Si le livre est une exception culturelle en France, ceux du Japon ont aussi une très belle vie. Voici le récit de leurs calmes derniers instants.
Jimbochô est un quartier japonais aussi célèbre qu’il est discret. Loin du faste d’Akihabara, la Mecque immédiate d’un premier voyage au pays des mangas, le voisinage déploie le charme subtil de la seconde main littéraire à bas prix, à la fois paradis du bibliophile, du chineur et de l’appréciateur de balades dans un Japon à taille humaine. Témoin de la capacité d’hyperfixation géographique du pays, le quartier est un refuge pudique de la tradition japonaise qui mêle tarifs bas, ambitions littéraires et artisanat de l’objet qui a déjà vécu. Kei Toume, de son côté, est une artiste narrative qui plonge depuis 30 ans au plus profond de ses personnages. Quoi de plus évident, alors, qu’elle se plonge au passage dans l’âme culturelle de son pays ?
Les triplettes de Livre-ville
Trois sœurs héritent d’une librairie d’occasion sortie de nulle part. Qu’en faire ? Feu leur grand-père a formellement émis le souhait de voir cette échoppe perdurer. Fardeau ou bénédiction ? Leur père leur demande de prendre le commerce en main avant de repartir avec insouciance aux États-Unis, pays dans lequel il enseigne.
© KARAKIDAKE NO KOSHOGURASHI © 2021 by Kei Toume/SHUEISHA Inc.
Que réservent aux sœurs, dès lors, les vieilles étagères, les vieux clients et les innombrables livres qui leur sont encore inconnus ? Et ce monde du commerce qui recèle tant d’interactions inattendues et tant de petites tâches ingrates ? Les rêves ne suffisent pas à maintenir une boutique à flot. Ce nouveau job sera-t-il si paisible, surtout au crépuscule de sa pertinence ?
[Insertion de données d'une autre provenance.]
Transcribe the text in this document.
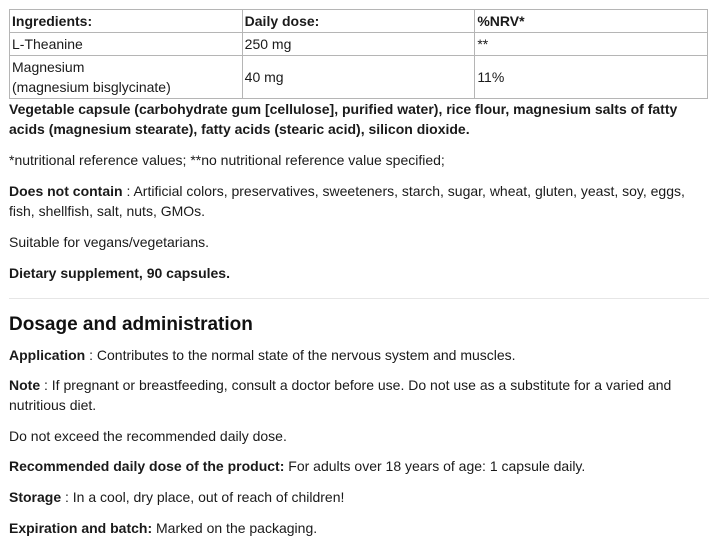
Ingredients:	Daily dose:	%NRV*
L-Theanine	250 mg	**
Magnesium
(magnesium bisglycinate)	40 mg	11%

Vegetable capsule (carbohydrate gum [cellulose], purified water), rice flour, magnesium salts of fatty acids (magnesium stearate), fatty acids (stearic acid), silicon dioxide.

*nutritional reference values; **no nutritional reference value specified;

Does not contain : Artificial colors, preservatives, sweeteners, starch, sugar, wheat, gluten, yeast, soy, eggs, fish, shellfish, salt, nuts, GMOs.

Suitable for vegans/vegetarians.

Dietary supplement, 90 capsules.

Dosage and administration

Application : Contributes to the normal state of the nervous system and muscles.

Note : If pregnant or breastfeeding, consult a doctor before use. Do not use as a substitute for a varied and nutritious diet.

Do not exceed the recommended daily dose.

Recommended daily dose of the product: For adults over 18 years of age: 1 capsule daily.

Storage : In a cool, dry place, out of reach of children!

Expiration and batch: Marked on the packaging.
Le doux bruit d’une page qu’on tourne
Comme à son habitude, l’autrice de Sing « Yesterday » for me et des Lamentations de l’agneau sublime son récit en l’emmitouflant dans de petites tragédies sentimentales ouatées qui laissent une grande place au doux conflit organique. C’est en outre un délicieux plaisir que de se plonger pleinement dans un nouvel univers de livres, bien différent de l’exaltation du monde éditorial orienté manga/animé dont les trépidations nous atteignent bien plus souvent. Jimbochô Sisters suinte du plaisir du livre, plein et entier, tout en découverte, en soin et en débrouillardise. La série se laisse aussi à la joie d’intrigues interpersonnelles délicates qui sourdrent de ces éléments, teintant l’engouement littéraire de manigances totalement et bassement humaines.
Sans surprise, l’ensemble est adorable et nous replonge dans la nostalgie éternelle du vieux papier et des multiples évocations qui l’accompagnent, entre vie de famille et de quartier, vie intime et exogène.